Y es que hemos vivido desde siempre en el marco de la utópica ilusión de que todo lo podemos con nuestras propias fuerzas y que podemos controlar todas las variables que tenemos a disposición.

En este punto es innegable que se ha entretejido, sobre todo en el mundo corporativo, una interminable panoplia de inanes ideas y un batiburrillo de lugares comunes que endiosan la autodeterminación y el empoderamiento, que funciona como el comercio de espejismos en un ardiente Sahara; siempre a punto de ser alcanzados, al tiempo que esquivos.

La experiencia, sin embargo, nos muestra que esto no es así, no lo es ahora, no lo fue en el pasado, ni será en el futuro. No podemos siempre alcanzar lo que nos proponemos; más aún cuando hay gente o intereses que en muchas ocasiones buscan los mismos objetivos que nosotros: he aquí una primera enseñanza: tolerar la frustración.

La coyuntura nos igualó literalmente a todos. De un momento a otro todos en el mundo tuvimos que utilizar barbijo, seguir los mismos procedimientos sanitarios y temer por básicamente las mismas consecuencias económicas. Y es que el bicho nos hizo recordar lo frágil y fugaz que puede ser nuestra existencia.
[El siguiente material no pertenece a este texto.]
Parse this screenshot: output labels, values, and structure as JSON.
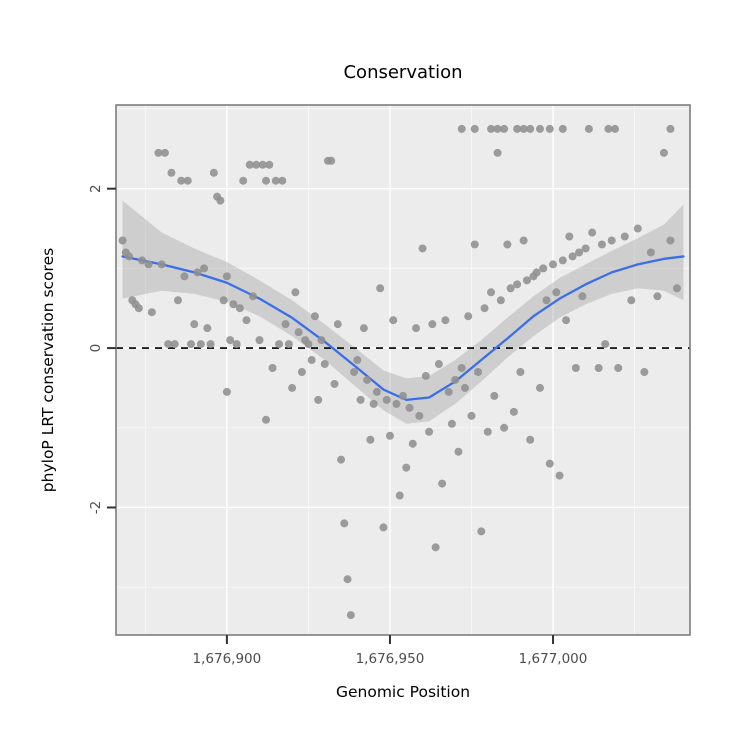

Igualados y juntos todos en la misma barca a la deriva, navegamos en un mar bravío con un norte aún turbulento y nebuloso. Porque sí, aún cuando estamos lejos geográfica y físicamente nuestra humanidad nos fuerza a juntarnos, y es esa necesidad la que hace que la coyuntura y su duración sean más frustrantes.

Con este panorama, ¿cómo enfrentarnos al nuevo año sin recurrir a un falso y endeble optimismo o a una innecesaria apatía? Más todavía, cuando hemos podido ser testigos de la ausencia irreparable de un ser querido. 

Sugiero por lo menos tres elementos que pueden ayudar para ese fin, en una coyuntura tan ambigua o poco clara como esta y que dependen, además, de nosotros mismos, y no de las turbulencias exógenas del entorno.

El primer propósito de año nuevo para mi sería conocernos a nosotros mismos a profundidad. Eso implica reflexionar sobre quienes somos, qué es lo que realmente queremos, y si aquellos objetivos y metas que queremos realmente nos convienen o no. San Pablo en su carta a los Corintios decía, «todo me es lícito, pero no todo me conviene» no todo lo que anhelamos a nivel emotivo es lo que realmente nos conviene para nuestro crecimiento personal; el mismo que, incluso, está por encima de nuestras apuestas profesionales.

El segundo propósito del año sería practicar nuestros valores tradicionales en todas las esferas de nuestra vida. En un mundo en permanente cambio de paradigmas, en dónde se nos pide de manera continua «cambiar el chip» es fácil que se pierdan nociones éticas y morales que al final son las guías que nos permiten identificar el bien que ha de hacerse en contraposición del mal que ha de evitarse.

Una sociedad con una ética líquida, cuyo principal valor es el cambio en nombre de un supuesto progreso, tiende a perder sus elementos identitarios y degradarse con notable facilidad. Análogamente, esto ocurre a nivel individual. Renunciar a las verdades para adoptar valores en boga a partir de un buenismo más bien impostado puede, a la larga, ser contraproducente; más todavía cuando se atenta contra la propia conciencia objetiva. Decía Blas Pascal, «si no actúas como piensas, terminarás pensando como actúas», y sí actúas como el resto, más aún cuando está en contra de lo que realmente piensas, te parecerás a aquello que eventualmente críticas.

El tercer propósito anual deriva del anterior, que es precisamente el rechazo al dualismo relativista. Es decir, encapsular la conciencia en algún espacio de nuestra mente y actuar de manera distinta al orden moral. En ese sentido la idea es buscar, en nuestra vida laboral, la mayor coherencia posible en ese orden de cosas. 

Chesterton nos dice «Hay dos formas de llegar a un lugar. La primera de ellas consiste en no salir nunca del mismo. La segunda, en dar la vuelta al mundo hasta volver al punto de partida». Es decir, si ese lugar es la verdad y la verdad es inmutable no hay motivo para salir a buscarla en otros caminos que nos conducirán irremediablemente al mismo punto de partida, que finalmente se encuentra en nuestros valores más tradicionales.

Que este año no nos movamos con el mundo y sus contradictorios avatares, sino que seamos quienes movamos al mundo para devolverle la razón, que es claramente lo que ha perdido; quién sabe si definitivamente.